What does the activity of the cyclin-Cdk complexes depend on?
Activity of cyclin-Cdk complexes depends on phosphorylation and dephosphorylation. When M cyclin-Cdk complex is formed, it is phosphorylated by Wee1 and the phosphate is then removed by Cdc25.
How can Cdk activity be blocked?
Cdk Activity can be blocked by Cdk inhibitor proteins
How can control system pause cycle (3 ways)?
Cdks are stably inactivated in G1. End of G1 -> Cdk inhibitors block entry to S. Transition of G2-M -> inhibition of activating phosphatase (Cdc25) blocks entry to M. End of M -> inhibition of APC activation delays exit from mitosis.
How do mitogens work?
Mitogens stimulate cell division by promoting entry into S phase. Growth factors stimulate cells to grow. Some extracellular signal proteins inhibit cell survival, division or growth.
Mitogens promote production of cyclins that stimulate cell division.
Mitogens bind to mitogen receptor causing it to begin intracellular signaling pathway in which an active Rb (retinoblastoma) protein is blocking a transcription regulator. The mitogen path causes activation of G1-Cdk and G1/S Cdks which phosphorylates Rb causing it to release transcription factor leading to cell proliferation.
What does DNA damage do in cell cycle?
can temporarily halt progression through G1. Cells can delay division for prolonged periods by entering non-dividing states.
In absence of DNA damage, p53 is degraded by proteasomes. DNA damage activates protein kinases that phosphorylate p53 activating it. It binds to regulatory region of the p21 gene causing it to be transcribed and translated becoming a p21 (Cdk inhibitor protein) which then inactivates the G1/S and S-Cdk complexes.
What does S-Cdk do?
initiates DNA replication and blocks Re-replication
Cdc6 is bound to ORC (origin recognition complex). DNA helicase binds causing Cdc6 to dissociate (G1), then this prereplicative complex (pre-RC) goes on to have helicase activated by S-Cdk in S phase and replication machine is recruited leading to completion of DNA replication.

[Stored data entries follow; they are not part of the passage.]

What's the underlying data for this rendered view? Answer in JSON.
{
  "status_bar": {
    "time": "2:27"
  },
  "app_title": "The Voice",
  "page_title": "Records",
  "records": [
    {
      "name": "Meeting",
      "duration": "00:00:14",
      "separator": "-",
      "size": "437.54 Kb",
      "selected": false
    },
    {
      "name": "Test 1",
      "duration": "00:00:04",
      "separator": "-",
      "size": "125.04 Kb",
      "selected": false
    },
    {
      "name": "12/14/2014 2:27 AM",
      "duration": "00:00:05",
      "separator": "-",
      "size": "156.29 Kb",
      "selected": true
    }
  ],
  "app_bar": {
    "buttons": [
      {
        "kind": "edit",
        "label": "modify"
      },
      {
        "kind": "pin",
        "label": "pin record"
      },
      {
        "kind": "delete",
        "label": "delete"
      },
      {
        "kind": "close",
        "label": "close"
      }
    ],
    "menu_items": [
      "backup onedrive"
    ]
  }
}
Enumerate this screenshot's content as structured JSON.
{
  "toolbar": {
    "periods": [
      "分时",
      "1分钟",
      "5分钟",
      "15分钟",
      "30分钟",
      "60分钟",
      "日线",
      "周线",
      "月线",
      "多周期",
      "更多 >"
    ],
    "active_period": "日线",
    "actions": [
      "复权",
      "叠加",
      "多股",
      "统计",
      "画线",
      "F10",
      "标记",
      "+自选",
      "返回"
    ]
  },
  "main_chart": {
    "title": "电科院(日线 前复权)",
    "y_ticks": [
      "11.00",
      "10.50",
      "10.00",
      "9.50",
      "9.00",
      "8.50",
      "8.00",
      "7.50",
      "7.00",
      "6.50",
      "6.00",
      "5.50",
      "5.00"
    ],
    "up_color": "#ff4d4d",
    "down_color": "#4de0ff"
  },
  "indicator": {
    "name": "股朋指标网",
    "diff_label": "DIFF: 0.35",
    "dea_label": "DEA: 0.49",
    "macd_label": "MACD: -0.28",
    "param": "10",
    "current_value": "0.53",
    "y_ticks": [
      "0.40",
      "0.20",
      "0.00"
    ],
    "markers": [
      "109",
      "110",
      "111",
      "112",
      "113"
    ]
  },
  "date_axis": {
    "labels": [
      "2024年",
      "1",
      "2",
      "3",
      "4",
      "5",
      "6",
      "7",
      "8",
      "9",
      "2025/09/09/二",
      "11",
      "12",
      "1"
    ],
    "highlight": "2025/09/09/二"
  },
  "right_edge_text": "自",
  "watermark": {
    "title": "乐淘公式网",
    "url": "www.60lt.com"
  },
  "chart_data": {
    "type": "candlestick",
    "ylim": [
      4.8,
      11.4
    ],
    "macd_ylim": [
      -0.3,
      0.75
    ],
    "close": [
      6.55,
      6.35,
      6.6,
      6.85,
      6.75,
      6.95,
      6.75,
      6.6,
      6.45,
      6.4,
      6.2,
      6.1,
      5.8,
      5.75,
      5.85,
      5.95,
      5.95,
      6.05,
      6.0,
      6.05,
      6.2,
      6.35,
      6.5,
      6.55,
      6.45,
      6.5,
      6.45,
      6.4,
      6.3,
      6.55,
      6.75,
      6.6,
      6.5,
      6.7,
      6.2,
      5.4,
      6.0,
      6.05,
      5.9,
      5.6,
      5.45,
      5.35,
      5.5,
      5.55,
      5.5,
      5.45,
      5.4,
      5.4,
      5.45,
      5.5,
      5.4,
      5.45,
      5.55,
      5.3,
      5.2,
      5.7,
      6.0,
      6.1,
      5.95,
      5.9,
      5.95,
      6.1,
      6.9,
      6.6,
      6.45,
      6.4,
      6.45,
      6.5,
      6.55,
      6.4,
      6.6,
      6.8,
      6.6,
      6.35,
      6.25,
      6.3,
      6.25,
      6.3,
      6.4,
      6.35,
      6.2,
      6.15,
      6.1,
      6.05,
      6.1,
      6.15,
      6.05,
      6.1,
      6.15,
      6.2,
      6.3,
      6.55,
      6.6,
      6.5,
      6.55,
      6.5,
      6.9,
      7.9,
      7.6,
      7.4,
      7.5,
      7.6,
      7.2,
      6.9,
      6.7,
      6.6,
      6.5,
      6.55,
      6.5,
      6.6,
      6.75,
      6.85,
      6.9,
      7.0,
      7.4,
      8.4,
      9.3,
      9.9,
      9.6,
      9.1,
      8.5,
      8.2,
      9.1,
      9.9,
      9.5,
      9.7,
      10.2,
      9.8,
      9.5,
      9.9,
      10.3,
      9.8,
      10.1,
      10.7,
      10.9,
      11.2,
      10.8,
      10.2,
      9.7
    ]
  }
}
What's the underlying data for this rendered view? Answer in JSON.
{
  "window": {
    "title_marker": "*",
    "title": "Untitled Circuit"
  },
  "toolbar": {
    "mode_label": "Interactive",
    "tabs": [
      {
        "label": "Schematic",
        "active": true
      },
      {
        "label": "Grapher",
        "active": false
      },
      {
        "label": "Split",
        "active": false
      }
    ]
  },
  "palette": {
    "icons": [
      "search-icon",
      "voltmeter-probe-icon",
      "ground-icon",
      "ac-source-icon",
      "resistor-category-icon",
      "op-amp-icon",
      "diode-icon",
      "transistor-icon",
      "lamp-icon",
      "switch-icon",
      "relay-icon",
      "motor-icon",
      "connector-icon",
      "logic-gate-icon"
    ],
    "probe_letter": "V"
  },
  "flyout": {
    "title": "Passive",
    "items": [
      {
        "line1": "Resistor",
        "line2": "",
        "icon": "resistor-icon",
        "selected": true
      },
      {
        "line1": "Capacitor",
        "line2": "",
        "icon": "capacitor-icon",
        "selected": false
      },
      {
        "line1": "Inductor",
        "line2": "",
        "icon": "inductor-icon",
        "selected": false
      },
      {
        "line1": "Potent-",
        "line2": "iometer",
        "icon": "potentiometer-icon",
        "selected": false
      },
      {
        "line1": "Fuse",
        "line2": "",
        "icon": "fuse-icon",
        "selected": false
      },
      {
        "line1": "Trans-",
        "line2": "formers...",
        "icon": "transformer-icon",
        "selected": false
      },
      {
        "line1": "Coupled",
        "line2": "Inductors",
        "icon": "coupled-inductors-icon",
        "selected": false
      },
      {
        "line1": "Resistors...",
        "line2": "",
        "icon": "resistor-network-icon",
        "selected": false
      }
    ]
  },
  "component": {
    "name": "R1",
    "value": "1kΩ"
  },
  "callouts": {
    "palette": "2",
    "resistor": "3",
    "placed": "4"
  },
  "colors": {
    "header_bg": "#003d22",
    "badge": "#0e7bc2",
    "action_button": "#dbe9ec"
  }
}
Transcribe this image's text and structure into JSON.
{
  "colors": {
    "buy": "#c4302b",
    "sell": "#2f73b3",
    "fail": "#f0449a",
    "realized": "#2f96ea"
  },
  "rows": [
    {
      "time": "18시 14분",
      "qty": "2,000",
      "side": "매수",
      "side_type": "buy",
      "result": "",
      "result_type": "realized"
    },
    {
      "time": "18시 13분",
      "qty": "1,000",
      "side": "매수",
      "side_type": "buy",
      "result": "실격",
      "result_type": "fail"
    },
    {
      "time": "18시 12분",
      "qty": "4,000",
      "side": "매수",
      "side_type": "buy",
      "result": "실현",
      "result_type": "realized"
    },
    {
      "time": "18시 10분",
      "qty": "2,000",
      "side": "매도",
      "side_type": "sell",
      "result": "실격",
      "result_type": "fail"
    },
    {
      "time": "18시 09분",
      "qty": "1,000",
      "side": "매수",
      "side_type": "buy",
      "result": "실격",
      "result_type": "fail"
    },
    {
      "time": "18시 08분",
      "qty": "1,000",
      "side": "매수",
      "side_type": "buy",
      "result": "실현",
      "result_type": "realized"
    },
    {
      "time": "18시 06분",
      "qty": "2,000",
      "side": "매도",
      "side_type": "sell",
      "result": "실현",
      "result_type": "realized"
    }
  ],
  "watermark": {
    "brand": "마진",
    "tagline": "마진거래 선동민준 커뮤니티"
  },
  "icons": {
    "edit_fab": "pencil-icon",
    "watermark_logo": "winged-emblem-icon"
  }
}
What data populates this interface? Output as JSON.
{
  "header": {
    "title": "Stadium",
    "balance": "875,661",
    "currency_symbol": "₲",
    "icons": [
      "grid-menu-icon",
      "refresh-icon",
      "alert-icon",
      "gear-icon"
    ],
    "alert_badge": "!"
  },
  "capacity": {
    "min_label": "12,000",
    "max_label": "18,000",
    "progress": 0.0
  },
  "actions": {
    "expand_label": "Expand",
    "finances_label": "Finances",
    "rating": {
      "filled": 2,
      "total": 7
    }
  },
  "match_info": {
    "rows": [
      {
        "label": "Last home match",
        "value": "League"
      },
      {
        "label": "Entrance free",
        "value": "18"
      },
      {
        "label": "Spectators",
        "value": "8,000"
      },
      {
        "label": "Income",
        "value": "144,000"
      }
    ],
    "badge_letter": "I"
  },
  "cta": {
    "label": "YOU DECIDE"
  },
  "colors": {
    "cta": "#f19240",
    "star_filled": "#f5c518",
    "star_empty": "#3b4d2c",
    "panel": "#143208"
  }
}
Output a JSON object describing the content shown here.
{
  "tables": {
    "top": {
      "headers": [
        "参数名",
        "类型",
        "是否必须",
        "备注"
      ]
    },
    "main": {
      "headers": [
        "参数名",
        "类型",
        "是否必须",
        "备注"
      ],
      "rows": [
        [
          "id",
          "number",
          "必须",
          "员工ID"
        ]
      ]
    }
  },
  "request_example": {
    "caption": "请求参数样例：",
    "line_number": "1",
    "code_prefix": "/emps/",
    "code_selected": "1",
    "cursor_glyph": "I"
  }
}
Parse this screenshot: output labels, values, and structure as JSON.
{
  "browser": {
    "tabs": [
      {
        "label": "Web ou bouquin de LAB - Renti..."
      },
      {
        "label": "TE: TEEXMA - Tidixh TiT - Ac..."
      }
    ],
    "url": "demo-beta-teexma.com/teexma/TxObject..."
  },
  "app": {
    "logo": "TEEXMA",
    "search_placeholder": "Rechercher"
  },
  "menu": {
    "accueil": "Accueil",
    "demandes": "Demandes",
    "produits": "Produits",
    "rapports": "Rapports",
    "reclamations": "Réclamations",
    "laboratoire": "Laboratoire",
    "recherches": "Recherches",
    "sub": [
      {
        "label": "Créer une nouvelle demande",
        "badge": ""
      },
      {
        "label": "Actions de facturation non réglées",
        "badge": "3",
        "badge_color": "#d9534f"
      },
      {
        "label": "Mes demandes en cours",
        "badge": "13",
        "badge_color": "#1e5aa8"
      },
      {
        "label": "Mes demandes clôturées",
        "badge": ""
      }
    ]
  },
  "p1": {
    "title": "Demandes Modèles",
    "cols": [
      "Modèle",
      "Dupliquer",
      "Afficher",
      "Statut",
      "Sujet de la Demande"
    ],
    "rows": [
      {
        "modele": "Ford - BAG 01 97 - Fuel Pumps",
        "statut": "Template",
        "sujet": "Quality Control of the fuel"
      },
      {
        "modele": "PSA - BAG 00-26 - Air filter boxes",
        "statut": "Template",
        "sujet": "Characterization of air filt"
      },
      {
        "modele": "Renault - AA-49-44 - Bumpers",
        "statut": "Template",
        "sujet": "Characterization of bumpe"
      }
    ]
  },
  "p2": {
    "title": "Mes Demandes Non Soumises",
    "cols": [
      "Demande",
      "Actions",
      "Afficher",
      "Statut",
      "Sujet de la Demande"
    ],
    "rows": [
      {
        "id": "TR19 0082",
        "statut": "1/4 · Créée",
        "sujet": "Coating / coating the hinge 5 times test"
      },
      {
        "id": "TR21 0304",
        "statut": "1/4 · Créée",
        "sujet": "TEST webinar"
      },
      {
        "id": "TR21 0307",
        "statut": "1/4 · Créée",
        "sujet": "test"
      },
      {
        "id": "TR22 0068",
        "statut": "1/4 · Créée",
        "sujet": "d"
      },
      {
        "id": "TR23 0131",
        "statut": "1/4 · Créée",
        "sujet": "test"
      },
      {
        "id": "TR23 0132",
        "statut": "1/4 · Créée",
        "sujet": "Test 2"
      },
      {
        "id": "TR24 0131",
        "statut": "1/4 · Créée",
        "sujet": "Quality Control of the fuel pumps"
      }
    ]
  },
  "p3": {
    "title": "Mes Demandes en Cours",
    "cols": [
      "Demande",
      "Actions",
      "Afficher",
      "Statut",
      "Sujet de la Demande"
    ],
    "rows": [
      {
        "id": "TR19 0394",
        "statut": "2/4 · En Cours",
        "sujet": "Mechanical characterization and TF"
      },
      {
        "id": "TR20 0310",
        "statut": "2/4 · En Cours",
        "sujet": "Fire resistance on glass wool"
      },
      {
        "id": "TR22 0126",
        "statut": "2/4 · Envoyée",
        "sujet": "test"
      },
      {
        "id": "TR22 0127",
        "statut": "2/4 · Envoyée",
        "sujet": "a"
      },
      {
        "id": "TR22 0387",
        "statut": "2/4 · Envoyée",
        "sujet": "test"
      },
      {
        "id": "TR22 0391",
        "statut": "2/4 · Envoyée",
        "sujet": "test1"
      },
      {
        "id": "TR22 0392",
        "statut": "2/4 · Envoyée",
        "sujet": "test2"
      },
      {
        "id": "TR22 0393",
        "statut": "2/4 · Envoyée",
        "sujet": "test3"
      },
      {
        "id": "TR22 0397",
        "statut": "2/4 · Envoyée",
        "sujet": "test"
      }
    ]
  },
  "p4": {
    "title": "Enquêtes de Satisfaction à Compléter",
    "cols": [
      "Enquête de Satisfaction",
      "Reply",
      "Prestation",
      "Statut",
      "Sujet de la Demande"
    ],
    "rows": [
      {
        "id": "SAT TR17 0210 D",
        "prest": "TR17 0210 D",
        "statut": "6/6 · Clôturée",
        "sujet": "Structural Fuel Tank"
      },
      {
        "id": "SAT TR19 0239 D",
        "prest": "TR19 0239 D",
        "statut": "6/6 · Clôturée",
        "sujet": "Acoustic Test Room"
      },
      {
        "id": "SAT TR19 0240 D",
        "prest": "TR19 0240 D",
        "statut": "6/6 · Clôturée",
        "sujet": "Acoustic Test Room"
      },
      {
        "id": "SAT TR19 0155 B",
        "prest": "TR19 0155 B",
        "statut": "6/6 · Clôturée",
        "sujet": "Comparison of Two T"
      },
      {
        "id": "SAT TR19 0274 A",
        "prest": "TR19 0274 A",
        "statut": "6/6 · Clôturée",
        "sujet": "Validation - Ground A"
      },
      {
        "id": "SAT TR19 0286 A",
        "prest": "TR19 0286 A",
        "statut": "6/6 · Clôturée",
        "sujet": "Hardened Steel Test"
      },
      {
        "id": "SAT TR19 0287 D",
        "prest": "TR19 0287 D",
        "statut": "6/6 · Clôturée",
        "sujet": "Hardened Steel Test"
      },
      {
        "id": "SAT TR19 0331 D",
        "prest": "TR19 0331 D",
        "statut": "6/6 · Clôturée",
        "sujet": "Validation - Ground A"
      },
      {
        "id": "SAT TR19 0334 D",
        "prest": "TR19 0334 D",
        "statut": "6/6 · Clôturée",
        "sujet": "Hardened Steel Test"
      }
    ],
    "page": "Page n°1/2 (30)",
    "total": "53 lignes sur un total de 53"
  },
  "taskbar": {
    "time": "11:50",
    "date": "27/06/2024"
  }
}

Incomplete replication can arrest cell cycle in G2
What does M-Cdk do?
M-Cdk drives entry into M phase and mitosis
Inactive Cdc25 phophatase is positively regulated by active M-Cdk to form active Cdc25 phosphatase which hydrolyses the inhibitory phosphates on inactive M-Cdk to form active M-Cdk that positively regulates Cdc25.
What are cohesins and condensins?
Cohesins and condensins help configure duplicated chromosomes for separation. Cohesins tie together sister chromatids in each duplicated chromosome. Condensins coil each sister chromatid to compact it and make it easier to separate during mitosis.
What do microtubules and actin/myosin do in mitosis and cytokinesis?
Microtubules form mitotic spindle. Actin/myosin form contractile ring between cells.
What are the stages of mitosis?
Prophase, prometaphase, metaphase, anaphase and telophase + cytokinesis.